Какое-то время – минуту? полчаса? девяносто четыре года? вечность? – спустя, синий свет все-таки начал понемногу меркнуть. Вернее, не так, свет не мерк, просто стала сгущаться тьма, и Альгис сразу понял, что она означает. Все, что происходило с ним до сих пор – ясность ума, озарения, пробуждение памяти, радость и горе, стыд и надежда – было не смертью, а просто завершением жизни. А теперь начинается настоящая смерть, вот так она здесь, на Другой Стороне выглядит – голодная хищная тьма, самим фактом своего присутствия отменяющая не только будущее, но и прошлое, то, чем ты был, что успел сделать, смысл твоего опыта, силу твоих поступков, даже звонкий и яростный страх перед этой чудовищной, невозможной, нечестной отменой – всего тебя.
Знал бы, какова она, смерть Другой Стороны, не спешил бы выскакивать из унылого круговорота своей здешней жизни, не стал бы легкомысленно красоваться, воображать себя самураем, наряжаться в хаори, целоваться с ножом, мысленно торжествовать над выдуманными врагами; потерпел бы как-нибудь дальше до возвращения Томки, поехал бы с ней к врачу, покорно принимал бы лекарства, потому что любое, самое жалкое положение, безумие, отчаяние и тоска, вообще все на свете лучше, чем неспешное приближение этой сытой голодной твари… то есть не твари, в том и беда, что совершенно не твари, но надо же как-то это невозможное ничего называть.

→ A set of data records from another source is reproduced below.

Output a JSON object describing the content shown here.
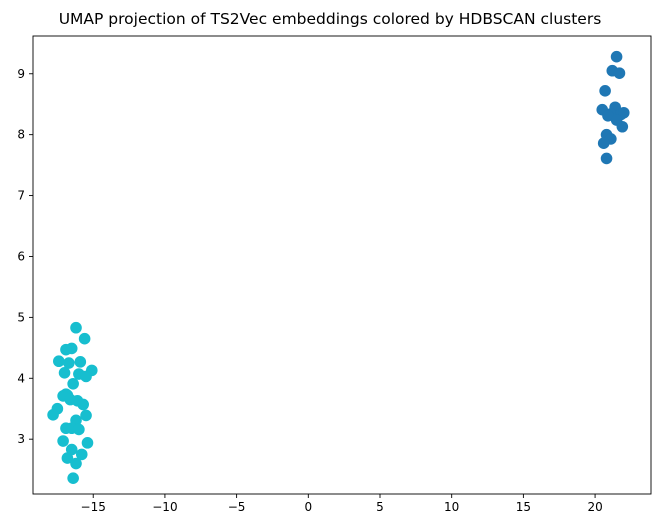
{
  "chart_data": {
    "type": "scatter",
    "title": "UMAP projection of TS2Vec embeddings colored by HDBSCAN clusters",
    "xlabel": "",
    "ylabel": "",
    "xlim": [
      -19.2,
      23.9
    ],
    "ylim": [
      2.1,
      9.62
    ],
    "xticks": [
      -15,
      -10,
      -5,
      0,
      5,
      10,
      15,
      20
    ],
    "yticks": [
      3,
      4,
      5,
      6,
      7,
      8,
      9
    ],
    "grid": false,
    "legend": "none",
    "series": [
      {
        "color": "#17becf",
        "points": [
          [
            -16.2,
            4.83
          ],
          [
            -15.6,
            4.65
          ],
          [
            -16.5,
            4.49
          ],
          [
            -16.9,
            4.47
          ],
          [
            -17.4,
            4.28
          ],
          [
            -15.9,
            4.27
          ],
          [
            -16.7,
            4.25
          ],
          [
            -15.1,
            4.13
          ],
          [
            -17.0,
            4.09
          ],
          [
            -16.0,
            4.07
          ],
          [
            -15.5,
            4.03
          ],
          [
            -16.4,
            3.91
          ],
          [
            -16.9,
            3.74
          ],
          [
            -16.8,
            3.72
          ],
          [
            -17.1,
            3.71
          ],
          [
            -16.6,
            3.65
          ],
          [
            -16.1,
            3.63
          ],
          [
            -15.7,
            3.57
          ],
          [
            -17.5,
            3.5
          ],
          [
            -17.8,
            3.4
          ],
          [
            -15.5,
            3.39
          ],
          [
            -16.2,
            3.31
          ],
          [
            -16.9,
            3.18
          ],
          [
            -16.5,
            3.18
          ],
          [
            -16.0,
            3.16
          ],
          [
            -17.1,
            2.97
          ],
          [
            -15.4,
            2.94
          ],
          [
            -16.5,
            2.83
          ],
          [
            -15.8,
            2.75
          ],
          [
            -16.8,
            2.69
          ],
          [
            -16.2,
            2.6
          ],
          [
            -16.4,
            2.36
          ]
        ]
      },
      {
        "color": "#1f77b4",
        "points": [
          [
            21.5,
            9.28
          ],
          [
            21.2,
            9.05
          ],
          [
            21.7,
            9.01
          ],
          [
            20.7,
            8.72
          ],
          [
            21.4,
            8.45
          ],
          [
            20.5,
            8.41
          ],
          [
            21.1,
            8.34
          ],
          [
            21.8,
            8.33
          ],
          [
            22.0,
            8.36
          ],
          [
            20.9,
            8.31
          ],
          [
            21.5,
            8.24
          ],
          [
            21.9,
            8.13
          ],
          [
            20.8,
            8.0
          ],
          [
            21.1,
            7.93
          ],
          [
            20.6,
            7.86
          ],
          [
            20.8,
            7.61
          ]
        ]
      }
    ]
  }
}
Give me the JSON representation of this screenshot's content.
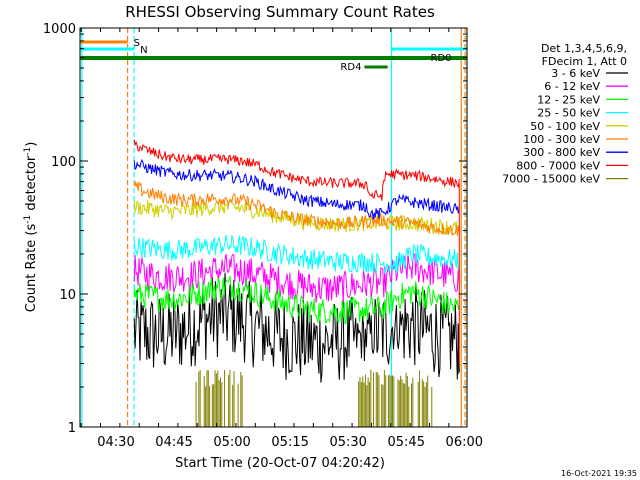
{
  "chart_data": {
    "type": "line",
    "title": "RHESSI Observing Summary Count Rates",
    "xlabel": "Start Time (20-Oct-07 04:20:42)",
    "ylabel": "Count Rate (s⁻¹ detector⁻¹)",
    "ylabel_parts": [
      "Count Rate (s",
      "-1",
      " detector",
      "-1",
      ")"
    ],
    "yscale": "log",
    "ylim": [
      1,
      1000
    ],
    "xlim_minutes": [
      0,
      100
    ],
    "x_tick_labels": [
      {
        "label": "04:30",
        "min": 9.3
      },
      {
        "label": "04:45",
        "min": 24.3
      },
      {
        "label": "05:00",
        "min": 39.3
      },
      {
        "label": "05:15",
        "min": 54.3
      },
      {
        "label": "05:30",
        "min": 69.3
      },
      {
        "label": "05:45",
        "min": 84.3
      },
      {
        "label": "06:00",
        "min": 99.3
      }
    ],
    "y_tick_labels": [
      {
        "label": "1",
        "value": 1
      },
      {
        "label": "10",
        "value": 10
      },
      {
        "label": "100",
        "value": 100
      },
      {
        "label": "1000",
        "value": 1000
      }
    ],
    "legend_header": [
      "Det 1,3,4,5,6,9,",
      "FDecim 1, Att 0"
    ],
    "legend_position": "right",
    "series": [
      {
        "name": "3 - 6 keV",
        "color": "#000000",
        "noise": 0.32,
        "gaps": [
          [
            71,
            76
          ],
          [
            81,
            83
          ]
        ],
        "x": [
          14,
          18,
          22,
          26,
          30,
          34,
          38,
          42,
          46,
          50,
          54,
          58,
          62,
          66,
          70,
          74,
          78,
          82,
          86,
          90,
          94,
          98
        ],
        "y": [
          5.2,
          5.0,
          4.9,
          5.3,
          6.0,
          6.8,
          7.0,
          6.4,
          5.6,
          5.0,
          4.6,
          4.4,
          4.3,
          4.4,
          4.6,
          4.8,
          5.2,
          5.8,
          5.8,
          5.2,
          4.8,
          4.5
        ]
      },
      {
        "name": "6 - 12 keV",
        "color": "#ff00ff",
        "noise": 0.12,
        "x": [
          14,
          18,
          22,
          26,
          30,
          34,
          38,
          42,
          46,
          50,
          54,
          58,
          62,
          66,
          70,
          74,
          78,
          82,
          86,
          90,
          94,
          98
        ],
        "y": [
          15,
          14,
          13.5,
          13.5,
          14,
          15,
          15.5,
          15,
          14,
          13,
          12,
          11.5,
          11,
          11,
          11.5,
          12,
          12,
          15,
          16,
          15,
          14,
          13
        ]
      },
      {
        "name": "12 - 25 keV",
        "color": "#00ff00",
        "noise": 0.1,
        "x": [
          14,
          18,
          22,
          26,
          30,
          34,
          38,
          42,
          46,
          50,
          54,
          58,
          62,
          66,
          70,
          74,
          78,
          82,
          86,
          90,
          94,
          98
        ],
        "y": [
          10,
          9.6,
          9.2,
          9.3,
          10,
          11,
          11.5,
          11,
          10,
          9,
          8.3,
          7.8,
          7.5,
          7.4,
          7.5,
          7.6,
          7.8,
          9.5,
          10.5,
          9.5,
          8.5,
          7.8
        ]
      },
      {
        "name": "25 - 50 keV",
        "color": "#00ffff",
        "noise": 0.08,
        "x": [
          14,
          18,
          22,
          26,
          30,
          34,
          38,
          42,
          46,
          50,
          54,
          58,
          62,
          66,
          70,
          74,
          78,
          82,
          86,
          90,
          94,
          98
        ],
        "y": [
          23,
          22,
          21.5,
          21.5,
          22,
          23,
          23.5,
          23,
          22,
          20.5,
          19.5,
          18.5,
          18,
          17.5,
          17.5,
          17.5,
          17,
          17,
          20,
          19,
          18.5,
          18
        ]
      },
      {
        "name": "50 - 100 keV",
        "color": "#d0d000",
        "noise": 0.06,
        "x": [
          14,
          18,
          22,
          26,
          30,
          34,
          38,
          42,
          46,
          50,
          54,
          58,
          62,
          66,
          70,
          74,
          78,
          82,
          86,
          90,
          94,
          98
        ],
        "y": [
          45,
          44,
          42,
          42,
          43,
          45,
          45,
          44,
          42,
          39,
          37,
          35,
          34,
          33.5,
          33.5,
          34,
          34,
          34,
          34,
          33,
          32,
          31
        ]
      },
      {
        "name": "100 - 300 keV",
        "color": "#ff8000",
        "noise": 0.05,
        "x": [
          14,
          18,
          22,
          26,
          30,
          34,
          38,
          42,
          46,
          50,
          54,
          58,
          62,
          66,
          70,
          74,
          78,
          82,
          86,
          90,
          94,
          98
        ],
        "y": [
          64,
          57,
          53,
          51,
          51,
          52,
          52,
          50,
          46,
          41,
          38,
          36,
          35,
          34,
          34,
          35,
          36,
          35,
          34,
          32,
          31,
          30
        ]
      },
      {
        "name": "300 - 800 keV",
        "color": "#0000ff",
        "noise": 0.045,
        "x": [
          14,
          18,
          22,
          26,
          30,
          34,
          38,
          42,
          46,
          50,
          54,
          58,
          62,
          66,
          70,
          74,
          75,
          78,
          82,
          86,
          90,
          94,
          98
        ],
        "y": [
          96,
          88,
          82,
          79,
          78,
          78,
          77,
          74,
          69,
          61,
          56,
          51,
          49,
          47,
          47,
          46,
          40,
          40,
          51,
          49,
          47,
          45,
          43
        ]
      },
      {
        "name": "800 - 7000 keV",
        "color": "#ff0000",
        "noise": 0.04,
        "x": [
          14,
          18,
          22,
          26,
          30,
          34,
          38,
          42,
          46,
          50,
          54,
          58,
          62,
          66,
          70,
          74,
          75,
          78,
          79,
          82,
          86,
          90,
          94,
          98
        ],
        "y": [
          133,
          118,
          108,
          103,
          102,
          103,
          103,
          100,
          93,
          82,
          76,
          71,
          69,
          68,
          68,
          67,
          55,
          55,
          80,
          79,
          78,
          75,
          71,
          68
        ]
      },
      {
        "name": "7000 - 15000 keV",
        "color": "#808000",
        "noise": 0,
        "x": [],
        "y": []
      }
    ],
    "vertical_lines": [
      {
        "color": "#00ffff",
        "style": "solid",
        "min": 0.5
      },
      {
        "color": "#ff8000",
        "style": "dashed",
        "min": 12.3
      },
      {
        "color": "#00ffff",
        "style": "dashed",
        "min": 14.0
      },
      {
        "color": "#00ffff",
        "style": "solid",
        "min": 80.5
      },
      {
        "color": "#ff8000",
        "style": "solid",
        "min": 98.5
      },
      {
        "color": "#ff8000",
        "style": "dashed",
        "min": 99.5
      },
      {
        "color": "#00ffff",
        "style": "solid",
        "min": 100.0
      }
    ],
    "flag_bars": [
      {
        "label": "S",
        "color": "#ff8000",
        "x0": 0,
        "x1": 12.3,
        "row": 0
      },
      {
        "label": "N",
        "color": "#00ffff",
        "x0": 0,
        "x1": 14.0,
        "row": 1
      },
      {
        "label": "",
        "color": "#00ffff",
        "x0": 80.5,
        "x1": 100,
        "row": 1
      },
      {
        "label": "RD0",
        "color": "#008000",
        "x0": 0,
        "x1": 100,
        "row": 2
      },
      {
        "label": "RD4",
        "color": "#008000",
        "x0": 73.5,
        "x1": 79.5,
        "row": 3
      }
    ],
    "spike_regions": [
      [
        30,
        42
      ],
      [
        72,
        91
      ]
    ],
    "grid": false
  },
  "footer": {
    "timestamp": "16-Oct-2021 19:35"
  }
}
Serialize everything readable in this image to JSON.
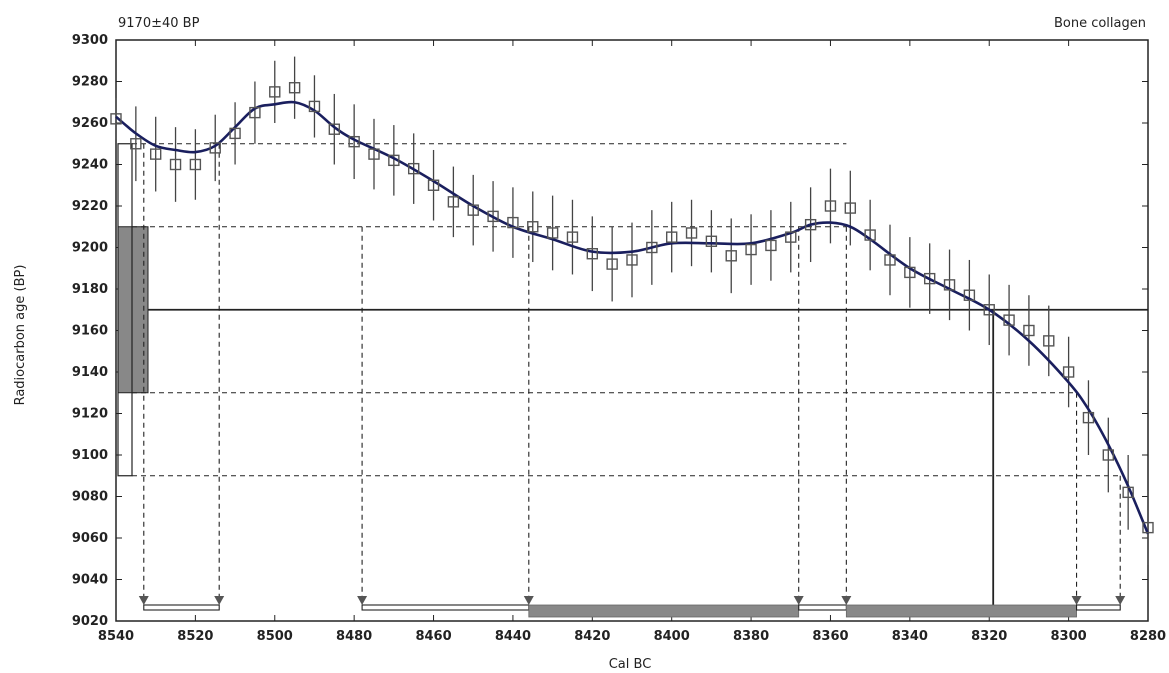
{
  "header": {
    "left_label": "9170±40 BP",
    "right_label": "Bone collagen"
  },
  "chart_data": {
    "type": "scatter",
    "xlabel": "Cal BC",
    "ylabel": "Radiocarbon age (BP)",
    "xlim": [
      8540,
      8280
    ],
    "ylim": [
      9020,
      9300
    ],
    "x_reversed": true,
    "x_ticks": [
      "8540",
      "8520",
      "8500",
      "8480",
      "8460",
      "8440",
      "8420",
      "8400",
      "8380",
      "8360",
      "8340",
      "8320",
      "8300",
      "8280"
    ],
    "y_ticks": [
      "9020",
      "9040",
      "9060",
      "9080",
      "9100",
      "9120",
      "9140",
      "9160",
      "9180",
      "9200",
      "9220",
      "9240",
      "9260",
      "9280",
      "9300"
    ],
    "measured_age": 9170,
    "measured_error": 40,
    "measurements": {
      "x": [
        8540,
        8535,
        8530,
        8525,
        8520,
        8515,
        8510,
        8505,
        8500,
        8495,
        8490,
        8485,
        8480,
        8475,
        8470,
        8465,
        8460,
        8455,
        8450,
        8445,
        8440,
        8435,
        8430,
        8425,
        8420,
        8415,
        8410,
        8405,
        8400,
        8395,
        8390,
        8385,
        8380,
        8375,
        8370,
        8365,
        8360,
        8355,
        8350,
        8345,
        8340,
        8335,
        8330,
        8325,
        8320,
        8315,
        8310,
        8305,
        8300,
        8295,
        8290,
        8285,
        8280
      ],
      "y": [
        9262,
        9250,
        9245,
        9240,
        9240,
        9248,
        9255,
        9265,
        9275,
        9277,
        9268,
        9257,
        9251,
        9245,
        9242,
        9238,
        9230,
        9222,
        9218,
        9215,
        9212,
        9210,
        9207,
        9205,
        9197,
        9192,
        9194,
        9200,
        9205,
        9207,
        9203,
        9196,
        9199,
        9201,
        9205,
        9211,
        9220,
        9219,
        9206,
        9194,
        9188,
        9185,
        9182,
        9177,
        9170,
        9165,
        9160,
        9155,
        9140,
        9118,
        9100,
        9082,
        9065
      ],
      "error": [
        10,
        18,
        18,
        18,
        17,
        16,
        15,
        15,
        15,
        15,
        15,
        17,
        18,
        17,
        17,
        17,
        17,
        17,
        17,
        17,
        17,
        17,
        18,
        18,
        18,
        18,
        18,
        18,
        17,
        16,
        15,
        18,
        17,
        17,
        17,
        18,
        18,
        18,
        17,
        17,
        17,
        17,
        17,
        17,
        17,
        17,
        17,
        17,
        17,
        18,
        18,
        18,
        18
      ]
    },
    "calibration_curve": {
      "x": [
        8540,
        8535,
        8530,
        8525,
        8520,
        8515,
        8510,
        8505,
        8500,
        8495,
        8490,
        8485,
        8480,
        8470,
        8460,
        8450,
        8440,
        8430,
        8420,
        8410,
        8400,
        8390,
        8380,
        8370,
        8365,
        8360,
        8355,
        8350,
        8340,
        8330,
        8320,
        8310,
        8300,
        8295,
        8290,
        8285,
        8280
      ],
      "y": [
        9263,
        9255,
        9249,
        9247,
        9246,
        9249,
        9258,
        9267,
        9269,
        9270,
        9266,
        9258,
        9252,
        9243,
        9232,
        9220,
        9210,
        9204,
        9198,
        9198,
        9202,
        9202,
        9202,
        9207,
        9211,
        9212,
        9210,
        9204,
        9190,
        9180,
        9170,
        9155,
        9135,
        9122,
        9105,
        9085,
        9062
      ]
    },
    "reference_levels": [
      9250,
      9210,
      9170,
      9130,
      9090
    ],
    "calibrated_ranges": [
      {
        "from": 8533,
        "to": 8514,
        "shaded": false
      },
      {
        "from": 8478,
        "to": 8436,
        "shaded": false
      },
      {
        "from": 8436,
        "to": 8368,
        "shaded": true
      },
      {
        "from": 8368,
        "to": 8356,
        "shaded": false
      },
      {
        "from": 8356,
        "to": 8298,
        "shaded": true
      },
      {
        "from": 8298,
        "to": 8287,
        "shaded": false
      }
    ],
    "projection_x": [
      8533,
      8514,
      8478,
      8436,
      8368,
      8356,
      8298,
      8287
    ],
    "intercept_x": 8319,
    "colors": {
      "curve": "#1a1f5e",
      "marker": "#555555",
      "errorbar": "#444444",
      "shade": "#888888",
      "axis": "#222222"
    }
  }
}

Ну уж нет, этому я не сдамся, – сказал себе Альгис. – Обойдется. Пошло оно в жопу. Не подпущу к себе близко, не угасну, буду сражаться. Меня больше нет, но воля моя осталась, и она наконец-то тверда. Сколько смогу, продержусь, а потом… ай, ладно, и потом продержусь. Буду сражаться вечно, если понадобится. Пусть присылают за мной кого-то… что-то другое. Этому я себя не отдам.
Весь день было много работы, несложной, рутинной, не то чтобы утомительной, но все равно выматывающей, «человеческой, слишком человеческой», как смеялась в таких случаях она сама. К восьми вечера Эва чувствовала себя не просто выжатым лимоном, а туго, с горкой набитым выжатыми лимонами помойным ведром.
Вывела это ведро на прогулку до любимой кофейни с летней верандой, но там не оказалось свободных мест. И в соседней та же беда. Вроде, не пятница и не суббота, самый обычный вторник, завтра всем на работу, а в кофейнях аншлаг; с другой стороны, на то и дано людям лето, чтобы забивать на здравый смысл.